Potential conflict of interest: Nothing to report.
Comorbid cancer in Parkinson's disease†
Version of Record online: 28 JUL 2010
Copyright © 2010 Movement Disorder Society
Volume 25, Issue 12, pages 1809–1817, 15 September 2010
How to Cite
Lo, R. Y., Tanner, C. M., Van Den Eeden, S. K., Albers, K. B., Leimpeter, A. D. and Nelson, L. M. (2010), Comorbid cancer in Parkinson's disease. Mov. Disord., 25: 1809–1817. doi: 10.1002/mds.23246
- Issue online: 8 SEP 2010
- Version of Record online: 28 JUL 2010
- Manuscript Accepted: 15 APR 2010
- Manuscript Revised: 24 FEB 2010
- Manuscript Received: 17 DEC 2009
- Parkinson's disease;
The aim of this article was to evaluate cancer occurrence before and after diagnosis of Parkinson's disease (PD). We investigated 692 patients newly diagnosed with PD and 761 age- and sex-matched control subjects identified during two periods (1994–1995 and 2000–2003) within Kaiser Permanente Medical Care Program of Northern California. Primary cancers were searched and dated, and all participants were followed up until the end of membership, death, or December 31, 2008. We used unconditional logistic regression to evaluate the PD–cancer association before the date of PD diagnosis or the index date and Cox proportional hazards regression to evaluate the PD–cancer association after the index date. Nearly 20% (140 of 692) of the PD patients and 25% (188 of 761) of the non-PD controls had ever had a cancer diagnosis. Before the index date, the prevalence of cancer was not significantly lower in patients with PD (8.1% PD vs. 9.2% controls; OR = 0.83; 95% CI 0.54–1.3). After the index date, the risk of developing a cancer did not differ between PD cases and controls (relative risk [RR] = 0.94; 95% CI 0.70–1.3).

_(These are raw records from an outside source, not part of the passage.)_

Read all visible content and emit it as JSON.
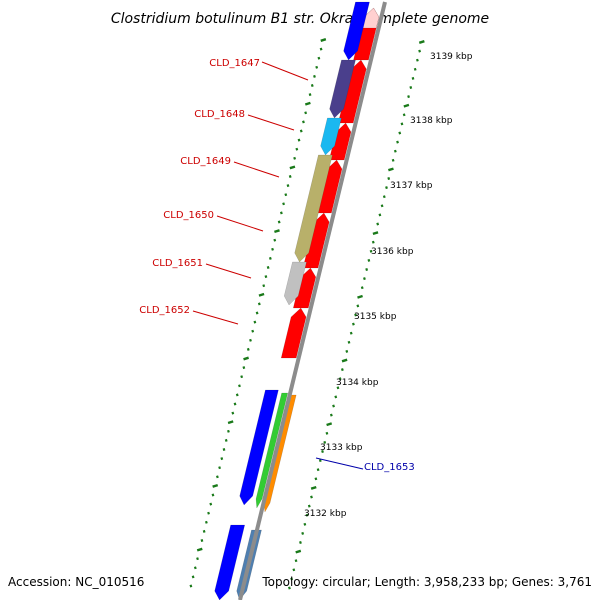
{
  "title": "Clostridium botulinum B1 str. Okra, complete genome",
  "accession": "Accession: NC_010516",
  "topology": "Topology: circular; Length: 3,958,233 bp; Genes: 3,761",
  "colors": {
    "backbone": "#8c8c8c",
    "tick": "#1a7a1a",
    "forward_cds": "#ff0000",
    "label_red": "#cc0000",
    "label_blue": "#0000aa",
    "navy": "#4a3f8c",
    "cyan": "#1ab8f0",
    "olive": "#b8b06a",
    "silver": "#c0c0c0",
    "blue": "#0000ff",
    "green": "#33cc33",
    "orange": "#ff8c00",
    "steel": "#4f7fb0"
  },
  "kbp_ticks": [
    "3139 kbp",
    "3138 kbp",
    "3137 kbp",
    "3136 kbp",
    "3135 kbp",
    "3134 kbp",
    "3133 kbp",
    "3132 kbp"
  ],
  "gene_labels": [
    {
      "name": "CLD_1647",
      "color": "label_red"
    },
    {
      "name": "CLD_1648",
      "color": "label_red"
    },
    {
      "name": "CLD_1649",
      "color": "label_red"
    },
    {
      "name": "CLD_1650",
      "color": "label_red"
    },
    {
      "name": "CLD_1651",
      "color": "label_red"
    },
    {
      "name": "CLD_1652",
      "color": "label_red"
    },
    {
      "name": "CLD_1653",
      "color": "label_blue"
    }
  ]
}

Among specific cancers, melanoma was more common among PD cases (before PD, OR = 1.5; 95% CI 0.40–5.2; after PD, RR = 1.6; 95% CI 0.71–3.6), but independent of dopaminergic therapy. Cancer occurrence is not significantly lower among patients with PD. The positive association between PD and subsequent melanoma merits further investigation, as it does not seem to be attributable to dopaminergic therapy, pigmentation, or confounding by smoking. © 2010 Movement Disorder Society.